# Application Error for Winscribe Please Help!



## springer98

Can someone help me out here? I do transcription at home using Winscribe which is a transcription program. I keep on getting this error and I don't know what it means. I cannot get into the site because of this and it just happened overnight without even using it the day before. Here is what I am getting and the log:

2011-07-14 10:37:34.0000 Error wsClient WinScribe.Client.ExceptionHandlerForm..ctor Unhandled exception: Invalid character in the given encoding. Line 57, position 225.
System.Xml.XmlException: Invalid character in the given encoding. Line 57, position 225.
at System.Xml.XmlTextReaderImpl.Throw(Exception e)
at System.Xml.XmlTextReaderImpl.Throw(String res, String arg)
at System.Xml.XmlTextReaderImpl.Throw(Int32 pos, String res)
at System.Xml.XmlTextReaderImpl.InvalidCharRecovery(Int32& bytesCount, Int32& charsCount)
at System.Xml.XmlTextReaderImpl.GetChars(Int32 maxCharsCount)
at System.Xml.XmlTextReaderImpl.ReadData()
at System.Xml.XmlTextReaderImpl.ParseDocumentContent()
at System.Xml.XmlTextReaderImpl.Read()
at System.Xml.XmlTextReader.Read()
at System.Xml.XmlReader.ReadEndElement()
at System.Data.DataSet.ReadEndElement(XmlReader reader)
at System.Data.DataSet.ReadXml(XmlReader reader, Boolean denyResolving)
at System.Data.DataSet.ReadXml(String fileName)
at WinScribe.Client.FormMain.LoadLocalLookupData(Boolean refreshFromServer, Boolean changesOnly)
at WinScribe.Client.FormMain.GoOnline()
at WinScribe.Client.FormMain.Form1_Load(Object sender, EventArgs e)


----------



## Rockn

And what is on this line in the XML file???
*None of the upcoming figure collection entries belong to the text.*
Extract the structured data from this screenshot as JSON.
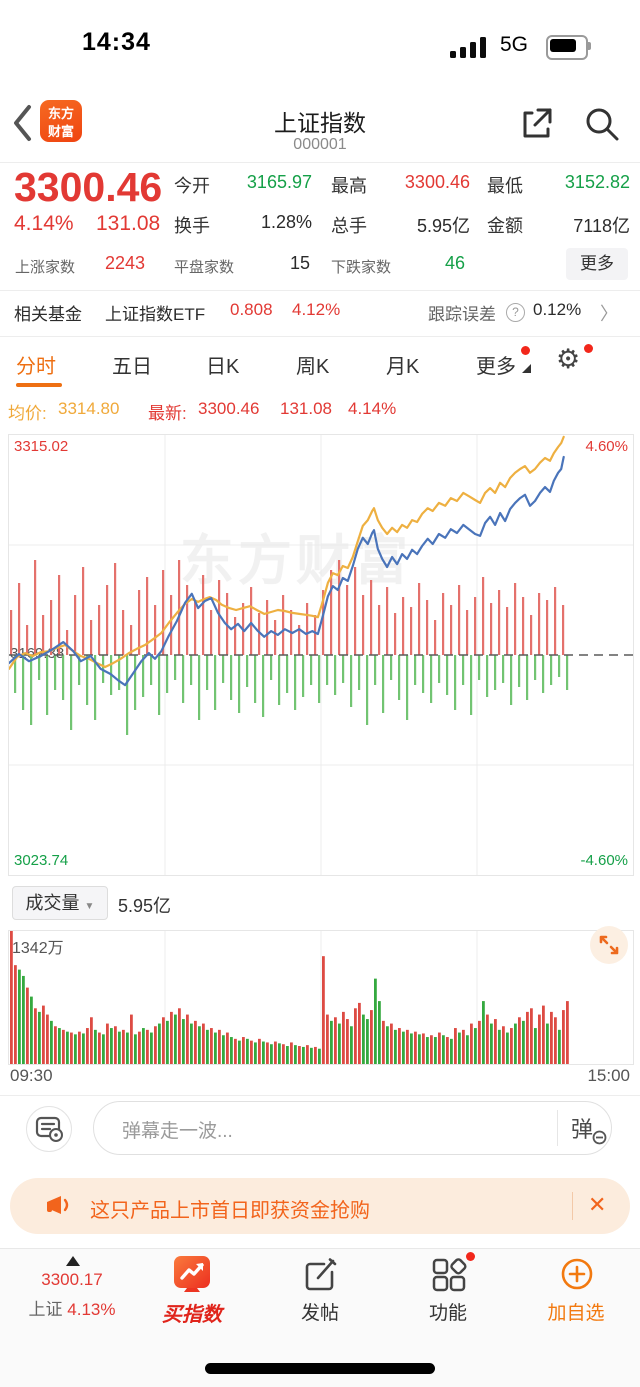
{
  "colors": {
    "red": "#e23934",
    "green": "#15a048",
    "orange": "#f2641c",
    "tab_orange": "#ee6f12",
    "amber_line": "#eeb041",
    "blue_line": "#4a74ba",
    "bar_red": "#e4716c",
    "bar_green": "#72c472",
    "vol_red": "#dd4b43",
    "vol_green": "#35a93f"
  },
  "status_bar": {
    "time": "14:34",
    "network": "5G"
  },
  "header": {
    "title": "上证指数",
    "code": "000001",
    "logo_line1": "东方",
    "logo_line2": "财富"
  },
  "quote": {
    "price": "3300.46",
    "change_pct": "4.14%",
    "change_val": "131.08",
    "stats": [
      {
        "label": "今开",
        "value": "3165.97",
        "color": "green"
      },
      {
        "label": "最高",
        "value": "3300.46",
        "color": "red"
      },
      {
        "label": "最低",
        "value": "3152.82",
        "color": "green"
      },
      {
        "label": "换手",
        "value": "1.28%",
        "color": "dark"
      },
      {
        "label": "总手",
        "value": "5.95亿",
        "color": "dark"
      },
      {
        "label": "金额",
        "value": "7118亿",
        "color": "dark"
      }
    ],
    "breadth": [
      {
        "label": "上涨家数",
        "value": "2243",
        "color": "red"
      },
      {
        "label": "平盘家数",
        "value": "15",
        "color": "dark"
      },
      {
        "label": "下跌家数",
        "value": "46",
        "color": "green"
      }
    ],
    "more_label": "更多"
  },
  "fund_row": {
    "label": "相关基金",
    "name": "上证指数ETF",
    "price": "0.808",
    "pct": "4.12%",
    "right_label": "跟踪误差",
    "right_value": "0.12%",
    "chevron": "〉"
  },
  "tabs": {
    "items": [
      "分时",
      "五日",
      "日K",
      "周K",
      "月K",
      "更多"
    ],
    "active": "分时"
  },
  "legend": {
    "avg_label": "均价:",
    "avg": "3314.80",
    "last_label": "最新:",
    "last": "3300.46",
    "chg": "131.08",
    "pct": "4.14%"
  },
  "volume_panel": {
    "selector": "成交量",
    "dropdown": "▼",
    "value": "5.95亿",
    "max_label": "1342万",
    "x_start": "09:30",
    "x_end": "15:00"
  },
  "comment": {
    "placeholder": "弹幕走一波...",
    "send": "弹"
  },
  "banner": {
    "text": "这只产品上市首日即获资金抢购",
    "close": "✕"
  },
  "bottom_nav": {
    "index_price": "3300.17",
    "index_name": "上证",
    "index_pct": "4.13%",
    "buy": "买指数",
    "post": "发帖",
    "features": "功能",
    "add": "加自选"
  },
  "chart_data": {
    "type": "line",
    "title": "上证指数 分时图",
    "y_max_label": "3315.02",
    "y_min_label": "3023.74",
    "y_mid_label": "3169.38",
    "pct_max_label": "4.60%",
    "pct_min_label": "-4.60%",
    "pct_range": 4.6,
    "x_start": "09:30",
    "x_end": "15:00",
    "session_fraction_complete": 0.889,
    "series": [
      {
        "name": "均价",
        "values": [
          [
            0,
            -0.29
          ],
          [
            0.013,
            -0.04
          ],
          [
            0.026,
            0.04
          ],
          [
            0.038,
            -0.02
          ],
          [
            0.051,
            0.06
          ],
          [
            0.064,
            0.08
          ],
          [
            0.077,
            0.15
          ],
          [
            0.09,
            0.21
          ],
          [
            0.103,
            0.08
          ],
          [
            0.115,
            -0.02
          ],
          [
            0.128,
            -0.08
          ],
          [
            0.141,
            -0.17
          ],
          [
            0.154,
            -0.25
          ],
          [
            0.167,
            -0.17
          ],
          [
            0.179,
            -0.08
          ],
          [
            0.192,
            0.04
          ],
          [
            0.205,
            0.13
          ],
          [
            0.218,
            0.21
          ],
          [
            0.231,
            0.33
          ],
          [
            0.244,
            0.46
          ],
          [
            0.256,
            0.67
          ],
          [
            0.269,
            0.88
          ],
          [
            0.282,
            1.07
          ],
          [
            0.293,
            1.17
          ],
          [
            0.303,
            1.11
          ],
          [
            0.313,
            1.17
          ],
          [
            0.322,
            1.21
          ],
          [
            0.332,
            1.15
          ],
          [
            0.341,
            1.05
          ],
          [
            0.353,
            0.98
          ],
          [
            0.364,
            0.94
          ],
          [
            0.375,
            0.98
          ],
          [
            0.386,
            1.02
          ],
          [
            0.397,
            0.94
          ],
          [
            0.409,
            0.86
          ],
          [
            0.42,
            0.9
          ],
          [
            0.431,
            0.94
          ],
          [
            0.442,
            0.92
          ],
          [
            0.454,
            0.88
          ],
          [
            0.465,
            0.86
          ],
          [
            0.476,
            0.84
          ],
          [
            0.486,
            0.82
          ],
          [
            0.495,
            0.79
          ],
          [
            0.503,
            1.13
          ],
          [
            0.511,
            1.51
          ],
          [
            0.519,
            1.71
          ],
          [
            0.527,
            1.67
          ],
          [
            0.535,
            1.86
          ],
          [
            0.543,
            1.82
          ],
          [
            0.551,
            2.05
          ],
          [
            0.559,
            2.38
          ],
          [
            0.567,
            2.7
          ],
          [
            0.575,
            2.82
          ],
          [
            0.582,
            3.01
          ],
          [
            0.585,
            3.07
          ],
          [
            0.591,
            2.82
          ],
          [
            0.598,
            2.66
          ],
          [
            0.606,
            2.53
          ],
          [
            0.614,
            2.66
          ],
          [
            0.622,
            2.57
          ],
          [
            0.63,
            2.72
          ],
          [
            0.638,
            2.66
          ],
          [
            0.646,
            2.82
          ],
          [
            0.654,
            2.78
          ],
          [
            0.662,
            2.95
          ],
          [
            0.671,
            3.07
          ],
          [
            0.679,
            3.01
          ],
          [
            0.689,
            3.18
          ],
          [
            0.699,
            3.12
          ],
          [
            0.708,
            3.28
          ],
          [
            0.718,
            3.22
          ],
          [
            0.728,
            3.39
          ],
          [
            0.737,
            3.32
          ],
          [
            0.747,
            3.24
          ],
          [
            0.755,
            3.18
          ],
          [
            0.763,
            3.39
          ],
          [
            0.771,
            3.49
          ],
          [
            0.779,
            3.39
          ],
          [
            0.787,
            3.6
          ],
          [
            0.795,
            3.51
          ],
          [
            0.803,
            3.7
          ],
          [
            0.811,
            3.81
          ],
          [
            0.819,
            3.89
          ],
          [
            0.827,
            3.95
          ],
          [
            0.835,
            3.81
          ],
          [
            0.843,
            3.89
          ],
          [
            0.851,
            4.02
          ],
          [
            0.859,
            4.12
          ],
          [
            0.867,
            4.06
          ],
          [
            0.873,
            4.22
          ],
          [
            0.88,
            4.35
          ],
          [
            0.885,
            4.43
          ],
          [
            0.889,
            4.56
          ]
        ],
        "final": "3314.80"
      },
      {
        "name": "最新",
        "values": [
          [
            0,
            -0.17
          ],
          [
            0.016,
            0.02
          ],
          [
            0.032,
            -0.13
          ],
          [
            0.051,
            -0.02
          ],
          [
            0.071,
            0.13
          ],
          [
            0.087,
            0.27
          ],
          [
            0.103,
            0.08
          ],
          [
            0.115,
            -0.13
          ],
          [
            0.131,
            -0.02
          ],
          [
            0.147,
            -0.29
          ],
          [
            0.163,
            -0.4
          ],
          [
            0.176,
            -0.54
          ],
          [
            0.186,
            -0.63
          ],
          [
            0.199,
            -0.38
          ],
          [
            0.212,
            -0.13
          ],
          [
            0.224,
            0.04
          ],
          [
            0.234,
            -0.08
          ],
          [
            0.244,
            0.08
          ],
          [
            0.256,
            0.4
          ],
          [
            0.269,
            0.71
          ],
          [
            0.282,
            1.09
          ],
          [
            0.293,
            1.28
          ],
          [
            0.303,
            0.98
          ],
          [
            0.314,
            1.13
          ],
          [
            0.324,
            1.19
          ],
          [
            0.335,
            0.88
          ],
          [
            0.346,
            0.67
          ],
          [
            0.356,
            0.54
          ],
          [
            0.367,
            0.65
          ],
          [
            0.377,
            0.5
          ],
          [
            0.388,
            0.67
          ],
          [
            0.399,
            0.5
          ],
          [
            0.409,
            0.38
          ],
          [
            0.42,
            0.5
          ],
          [
            0.431,
            0.42
          ],
          [
            0.442,
            0.54
          ],
          [
            0.454,
            0.46
          ],
          [
            0.465,
            0.54
          ],
          [
            0.476,
            0.44
          ],
          [
            0.486,
            0.5
          ],
          [
            0.495,
            0.44
          ],
          [
            0.503,
            0.82
          ],
          [
            0.511,
            1.23
          ],
          [
            0.519,
            1.44
          ],
          [
            0.527,
            1.36
          ],
          [
            0.535,
            1.61
          ],
          [
            0.543,
            1.55
          ],
          [
            0.551,
            1.86
          ],
          [
            0.559,
            2.22
          ],
          [
            0.567,
            2.45
          ],
          [
            0.575,
            2.32
          ],
          [
            0.582,
            2.55
          ],
          [
            0.585,
            2.61
          ],
          [
            0.591,
            2.22
          ],
          [
            0.598,
            2.01
          ],
          [
            0.606,
            1.84
          ],
          [
            0.614,
            2.05
          ],
          [
            0.622,
            1.9
          ],
          [
            0.63,
            2.11
          ],
          [
            0.638,
            2.01
          ],
          [
            0.646,
            2.2
          ],
          [
            0.654,
            2.11
          ],
          [
            0.662,
            2.28
          ],
          [
            0.671,
            2.43
          ],
          [
            0.679,
            2.32
          ],
          [
            0.689,
            2.53
          ],
          [
            0.699,
            2.45
          ],
          [
            0.708,
            2.63
          ],
          [
            0.718,
            2.55
          ],
          [
            0.728,
            2.72
          ],
          [
            0.737,
            2.63
          ],
          [
            0.747,
            2.53
          ],
          [
            0.755,
            2.49
          ],
          [
            0.763,
            2.76
          ],
          [
            0.771,
            2.89
          ],
          [
            0.779,
            2.72
          ],
          [
            0.787,
            2.97
          ],
          [
            0.795,
            2.8
          ],
          [
            0.803,
            3.05
          ],
          [
            0.811,
            3.18
          ],
          [
            0.819,
            3.28
          ],
          [
            0.827,
            3.35
          ],
          [
            0.835,
            3.12
          ],
          [
            0.843,
            3.22
          ],
          [
            0.851,
            3.39
          ],
          [
            0.859,
            3.51
          ],
          [
            0.867,
            3.41
          ],
          [
            0.873,
            3.64
          ],
          [
            0.88,
            3.81
          ],
          [
            0.885,
            3.89
          ],
          [
            0.889,
            4.14
          ]
        ],
        "final": "3300.46"
      }
    ],
    "minute_bars": [
      45,
      -38,
      72,
      -55,
      30,
      -70,
      95,
      -25,
      40,
      -60,
      55,
      -35,
      80,
      -45,
      25,
      -75,
      60,
      -30,
      88,
      -50,
      35,
      -65,
      50,
      -28,
      70,
      -40,
      92,
      -35,
      45,
      -80,
      30,
      -55,
      65,
      -42,
      78,
      -30,
      50,
      -60,
      85,
      -38,
      60,
      -25,
      95,
      -48,
      70,
      -30,
      55,
      -65,
      80,
      -35,
      45,
      -55,
      75,
      -28,
      62,
      -45,
      38,
      -58,
      52,
      -32,
      68,
      -48,
      42,
      -62,
      55,
      -25,
      35,
      -50,
      60,
      -38,
      45,
      -55,
      30,
      -42,
      52,
      -30,
      40,
      -48,
      65,
      -30,
      85,
      -40,
      95,
      -28,
      70,
      -52,
      88,
      -35,
      60,
      -70,
      75,
      -30,
      50,
      -58,
      68,
      -25,
      42,
      -45,
      58,
      -65,
      48,
      -30,
      72,
      -38,
      55,
      -48,
      35,
      -28,
      62,
      -40,
      50,
      -55,
      70,
      -30,
      45,
      -60,
      58,
      -25,
      78,
      -42,
      52,
      -35,
      65,
      -28,
      48,
      -50,
      72,
      -32,
      58,
      -45,
      40,
      -25,
      62,
      -38,
      55,
      -30,
      68,
      -22,
      50,
      -35
    ],
    "volume_bars": [
      148,
      110,
      -105,
      -98,
      85,
      -75,
      62,
      -58,
      65,
      55,
      -48,
      42,
      -40,
      38,
      -36,
      35,
      -33,
      36,
      -34,
      40,
      52,
      -38,
      35,
      -33,
      45,
      -40,
      42,
      -36,
      38,
      -35,
      55,
      -33,
      36,
      -40,
      38,
      -35,
      42,
      -45,
      52,
      -48,
      58,
      -55,
      62,
      -50,
      55,
      -45,
      48,
      -42,
      45,
      -38,
      40,
      -35,
      38,
      -32,
      35,
      -30,
      28,
      -26,
      30,
      -28,
      26,
      -24,
      28,
      -25,
      24,
      -22,
      25,
      -23,
      22,
      -20,
      24,
      -21,
      20,
      -19,
      21,
      -18,
      19,
      -17,
      120,
      55,
      -48,
      52,
      -45,
      58,
      50,
      -42,
      62,
      68,
      -55,
      -50,
      60,
      -95,
      -70,
      48,
      -42,
      45,
      -38,
      40,
      -36,
      38,
      -34,
      36,
      -33,
      34,
      -30,
      32,
      -30,
      35,
      -32,
      30,
      -28,
      40,
      -35,
      38,
      -32,
      45,
      -40,
      48,
      -70,
      55,
      -45,
      50,
      -38,
      42,
      -35,
      40,
      -45,
      52,
      -48,
      58,
      62,
      -40,
      55,
      65,
      -45,
      58,
      52,
      -38,
      60,
      70
    ],
    "watermark": "东方财富"
  }
}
System.Xml.XmlException: Invalid character in the given encoding. Line 57, position 225


----------



## springer98

I am not sure what you are asking. I try to sign on and I get this message: Application error in Winscribe Client Patch 3: invalid character in the given encoding Line 57, Position 225. I have been on the phone with winscribe for two days and they can't figure it out. They said there is something missing in my operating system, but I'm not sure if they know. Thanks for any help you can give.


----------



## Rockn

Is there a client piece of software installed on your computer? It appears that there is from your last posting. 

Application error in Winscribe Client Patch 3

Have any Windows updates been done recently that coincide with this failure? Any installations of any software that coincides with the error.


----------



## springer98

I don't think so. I even did a system restore back to June 4th yesterday. That would have removed any if they did download, right? Yes there is software from Winscribe. I have been using this software for the last six years and then all of sudden this happened. But I forgot, in the last couple of months a few times I would click okay to go into the ftp site (winscribe), that error would come up and I would hit close and then all of a sudden the winscribe page would just automatically come up. Now when I hit close I can see something trying to come up in the background, but it doesn't come up it just goes back to the error.


----------



## Rockn

Have you tried an unistall and reinstall of the client software?


----------



## springer98

Yes I tried that at least six times.


----------



## Rockn

If this was a client patch 3 that is causing this the people need to support their software. You obviously cannot do your job if the software doesn't work. Escelate it to someone that knows what they are doing at the software vendor.


----------